A drop in exports in the coming months will place the incumbent government in real trouble on the external side. However, the growth in remittances at the movement will be sufficient to finance the import bill.
Unofficially, it is believed that the current account deficit in FY21 will remain in the range of $4bn to $6bn by end of June.
According to the PBS data, the import value in 8MFY21 rose 7.49pc to $33.840bn as against $31.483bn in the corresponding period last year. In February, the import value was recorded at $4.566bn as against $4.168bn in the same month last year, a growth of 9.55pc. The import bill declined by 5.27pc on a month-on-month basis.
In FY20, the import bill witnessed a steep decline of $10.29bn, or 18.78pc, to $44.509bn, compared to $54.799bn in the preceding year.
The continuous decline in imports in the last two years had provided some breathing space to the government in managing external accounts despite a downward trend in exports. However, rebounding imports are likely to create pressures on the external side.
Exports fell year-on-year 4.12pc to $2.049bn in February from $2.137bn.
In 8MFY21, export proceeds rose 4.29pc to $16.304bn as against $15.633bn in corresponding period last year.
Cotton yarn shortage
Prime Minister Imran Khan expressed concern over shortage and escalating cotton yarn prices in a meeting with Commerce Adviser Razak Dawood on Wednesday.
The prime minister instructed for necessary measures, including cross-border trade of cotton yarn, to keep the momentum of value-added exports. Allowing imports of cotton yarn from India under cross-border will be the first step towards the revival of trade relations with New Delhi.
Pakistan has already allowed imports of pharmaceutical products from India.

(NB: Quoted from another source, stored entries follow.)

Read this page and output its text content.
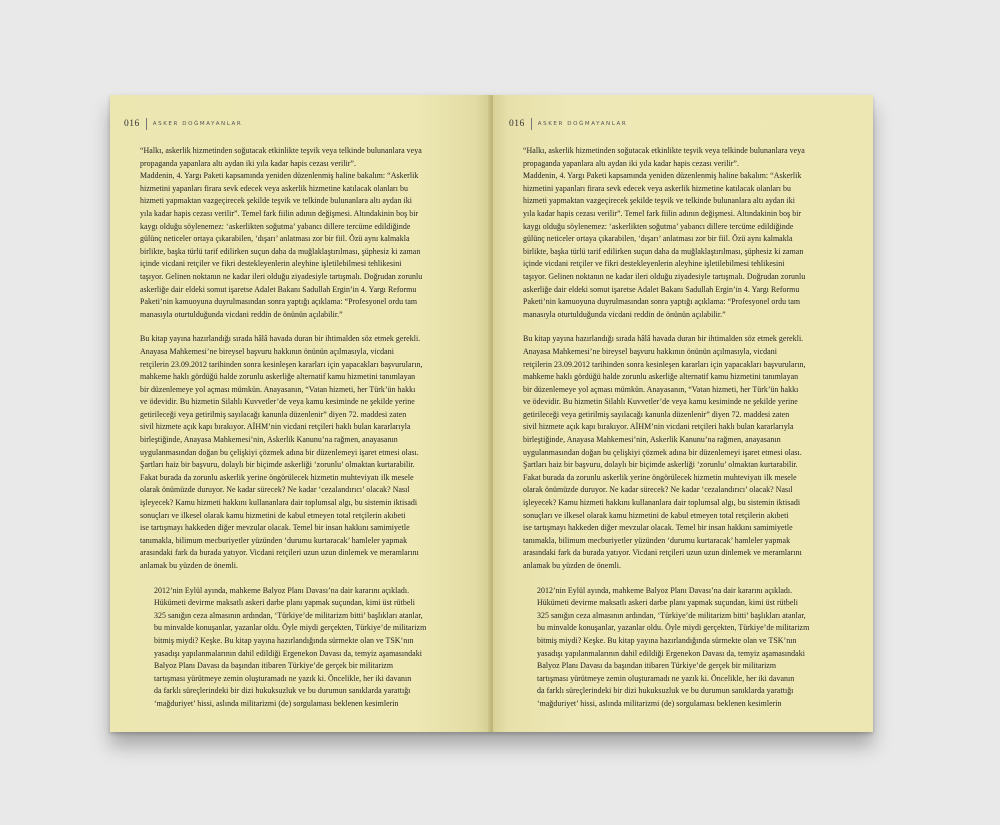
016 ASKER DOĞMAYANLAR

“Halkı, askerlik hizmetinden soğutacak etkinlikte teşvik veya telkinde bulunanlara veya
propaganda yapanlara altı aydan iki yıla kadar hapis cezası verilir”.
Maddenin, 4. Yargı Paketi kapsamında yeniden düzenlenmiş haline bakalım: “Askerlik
hizmetini yapanları firara sevk edecek veya askerlik hizmetine katılacak olanları bu
hizmeti yapmaktan vazgeçirecek şekilde teşvik ve telkinde bulunanlara altı aydan iki
yıla kadar hapis cezası verilir”. Temel fark fiilin adının değişmesi. Altındakinin boş bir
kaygı olduğu söylenemez: ‘askerlikten soğutma’ yabancı dillere tercüme edildiğinde
gülünç neticeler ortaya çıkarabilen, ‘dışarı’ anlatması zor bir fiil. Özü aynı kalmakla
birlikte, başka türlü tarif edilirken suçun daha da muğlaklaştırılması, şüphesiz ki zaman
içinde vicdani retçiler ve fikri destekleyenlerin aleyhine işletilebilmesi tehlikesini
taşıyor. Gelinen noktanın ne kadar ileri olduğu ziyadesiyle tartışmalı. Doğrudan zorunlu
askerliğe dair eldeki somut işaretse Adalet Bakanı Sadullah Ergin’in 4. Yargı Reformu
Paketi’nin kamuoyuna duyrulmasından sonra yaptığı açıklama: “Profesyonel ordu tam
manasıyla oturtulduğunda vicdani reddin de önünün açılabilir.”

Bu kitap yayına hazırlandığı sırada hâlâ havada duran bir ihtimalden söz etmek gerekli.
Anayasa Mahkemesi’ne bireysel başvuru hakkının önünün açılmasıyla, vicdani
retçilerin 23.09.2012 tarihinden sonra kesinleşen kararları için yapacakları başvuruların,
mahkeme haklı gördüğü halde zorunlu askerliğe alternatif kamu hizmetini tanımlayan
bir düzenlemeye yol açması mümkün. Anayasanın, “Vatan hizmeti, her Türk’ün hakkı
ve ödevidir. Bu hizmetin Silahlı Kuvvetler’de veya kamu kesiminde ne şekilde yerine
getirileceği veya getirilmiş sayılacağı kanunla düzenlenir” diyen 72. maddesi zaten
sivil hizmete açık kapı bırakıyor. AİHM’nin vicdani retçileri haklı bulan kararlarıyla
birleştiğinde, Anayasa Mahkemesi’nin, Askerlik Kanunu’na rağmen, anayasanın
uygulanmasından doğan bu çelişkiyi çözmek adına bir düzenlemeyi işaret etmesi olası.
Şartları haiz bir başvuru, dolaylı bir biçimde askerliği ‘zorunlu’ olmaktan kurtarabilir.
Fakat burada da zorunlu askerlik yerine öngörülecek hizmetin muhteviyatı ilk mesele
olarak önümüzde duruyor. Ne kadar sürecek? Ne kadar ‘cezalandırıcı’ olacak? Nasıl
işleyecek? Kamu hizmeti hakkını kullananlara dair toplumsal algı, bu sistemin iktisadi
sonuçları ve ilkesel olarak kamu hizmetini de kabul etmeyen total retçilerin akıbeti
ise tartışmayı hakkeden diğer mevzular olacak. Temel bir insan hakkını samimiyetle
tanımakla, bilimum mecburiyetler yüzünden ‘durumu kurtaracak’ hamleler yapmak
arasındaki fark da burada yatıyor. Vicdani retçileri uzun uzun dinlemek ve meramlarını
anlamak bu yüzden de önemli.

2012’nin Eylül ayında, mahkeme Balyoz Planı Davası’na dair kararını açıkladı.
Hükümeti devirme maksatlı askeri darbe planı yapmak suçundan, kimi üst rütbeli
325 sanığın ceza almasının ardından, ‘Türkiye’de militarizm bitti’ başlıkları atanlar,
bu minvalde konuşanlar, yazanlar oldu. Öyle miydi gerçekten, Türkiye’de militarizm
bitmiş miydi? Keşke. Bu kitap yayına hazırlandığında sürmekte olan ve TSK’nın
yasadışı yapılanmalarının dahil edildiği Ergenekon Davası da, temyiz aşamasındaki
Balyoz Planı Davası da başından itibaren Türkiye’de gerçek bir militarizm
tartışması yürütmeye zemin oluşturamadı ne yazık ki. Öncelikle, her iki davanın
da farklı süreçlerindeki bir dizi hukuksuzluk ve bu durumun sanıklarda yarattığı
‘mağduriyet’ hissi, aslında militarizmi (de) sorgulaması beklenen kesimlerin

016 ASKER DOĞMAYANLAR

“Halkı, askerlik hizmetinden soğutacak etkinlikte teşvik veya telkinde bulunanlara veya
propaganda yapanlara altı aydan iki yıla kadar hapis cezası verilir”.
Maddenin, 4. Yargı Paketi kapsamında yeniden düzenlenmiş haline bakalım: “Askerlik
hizmetini yapanları firara sevk edecek veya askerlik hizmetine katılacak olanları bu
hizmeti yapmaktan vazgeçirecek şekilde teşvik ve telkinde bulunanlara altı aydan iki
yıla kadar hapis cezası verilir”. Temel fark fiilin adının değişmesi. Altındakinin boş bir
kaygı olduğu söylenemez: ‘askerlikten soğutma’ yabancı dillere tercüme edildiğinde
gülünç neticeler ortaya çıkarabilen, ‘dışarı’ anlatması zor bir fiil. Özü aynı kalmakla
birlikte, başka türlü tarif edilirken suçun daha da muğlaklaştırılması, şüphesiz ki zaman
içinde vicdani retçiler ve fikri destekleyenlerin aleyhine işletilebilmesi tehlikesini
taşıyor. Gelinen noktanın ne kadar ileri olduğu ziyadesiyle tartışmalı. Doğrudan zorunlu
askerliğe dair eldeki somut işaretse Adalet Bakanı Sadullah Ergin’in 4. Yargı Reformu
Paketi’nin kamuoyuna duyrulmasından sonra yaptığı açıklama: “Profesyonel ordu tam
manasıyla oturtulduğunda vicdani reddin de önünün açılabilir.”

Bu kitap yayına hazırlandığı sırada hâlâ havada duran bir ihtimalden söz etmek gerekli.
Anayasa Mahkemesi’ne bireysel başvuru hakkının önünün açılmasıyla, vicdani
retçilerin 23.09.2012 tarihinden sonra kesinleşen kararları için yapacakları başvuruların,
mahkeme haklı gördüğü halde zorunlu askerliğe alternatif kamu hizmetini tanımlayan
bir düzenlemeye yol açması mümkün. Anayasanın, “Vatan hizmeti, her Türk’ün hakkı
ve ödevidir. Bu hizmetin Silahlı Kuvvetler’de veya kamu kesiminde ne şekilde yerine
getirileceği veya getirilmiş sayılacağı kanunla düzenlenir” diyen 72. maddesi zaten
sivil hizmete açık kapı bırakıyor. AİHM’nin vicdani retçileri haklı bulan kararlarıyla
birleştiğinde, Anayasa Mahkemesi’nin, Askerlik Kanunu’na rağmen, anayasanın
uygulanmasından doğan bu çelişkiyi çözmek adına bir düzenlemeyi işaret etmesi olası.
Şartları haiz bir başvuru, dolaylı bir biçimde askerliği ‘zorunlu’ olmaktan kurtarabilir.
Fakat burada da zorunlu askerlik yerine öngörülecek hizmetin muhteviyatı ilk mesele
olarak önümüzde duruyor. Ne kadar sürecek? Ne kadar ‘cezalandırıcı’ olacak? Nasıl
işleyecek? Kamu hizmeti hakkını kullananlara dair toplumsal algı, bu sistemin iktisadi
sonuçları ve ilkesel olarak kamu hizmetini de kabul etmeyen total retçilerin akıbeti
ise tartışmayı hakkeden diğer mevzular olacak. Temel bir insan hakkını samimiyetle
tanımakla, bilimum mecburiyetler yüzünden ‘durumu kurtaracak’ hamleler yapmak
arasındaki fark da burada yatıyor. Vicdani retçileri uzun uzun dinlemek ve meramlarını
anlamak bu yüzden de önemli.

2012’nin Eylül ayında, mahkeme Balyoz Planı Davası’na dair kararını açıkladı.
Hükümeti devirme maksatlı askeri darbe planı yapmak suçundan, kimi üst rütbeli
325 sanığın ceza almasının ardından, ‘Türkiye’de militarizm bitti’ başlıkları atanlar,
bu minvalde konuşanlar, yazanlar oldu. Öyle miydi gerçekten, Türkiye’de militarizm
bitmiş miydi? Keşke. Bu kitap yayına hazırlandığında sürmekte olan ve TSK’nın
yasadışı yapılanmalarının dahil edildiği Ergenekon Davası da, temyiz aşamasındaki
Balyoz Planı Davası da başından itibaren Türkiye’de gerçek bir militarizm
tartışması yürütmeye zemin oluşturamadı ne yazık ki. Öncelikle, her iki davanın
da farklı süreçlerindeki bir dizi hukuksuzluk ve bu durumun sanıklarda yarattığı
‘mağduriyet’ hissi, aslında militarizmi (de) sorgulaması beklenen kesimlerin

The meeting was convened a day after a statement issued by value-added textile sector asking the government to allow duty-free import of cotton yarn from all over the world, including India. On Dec 23, 2020, the government had removed regulatory duty, but cotton yarn imports are still subject to custom duty and other taxes.
The stakeholders had warned that export orders in hand will eventually be diverted to rival countries if the cotton yarn is not made available in the required quantity.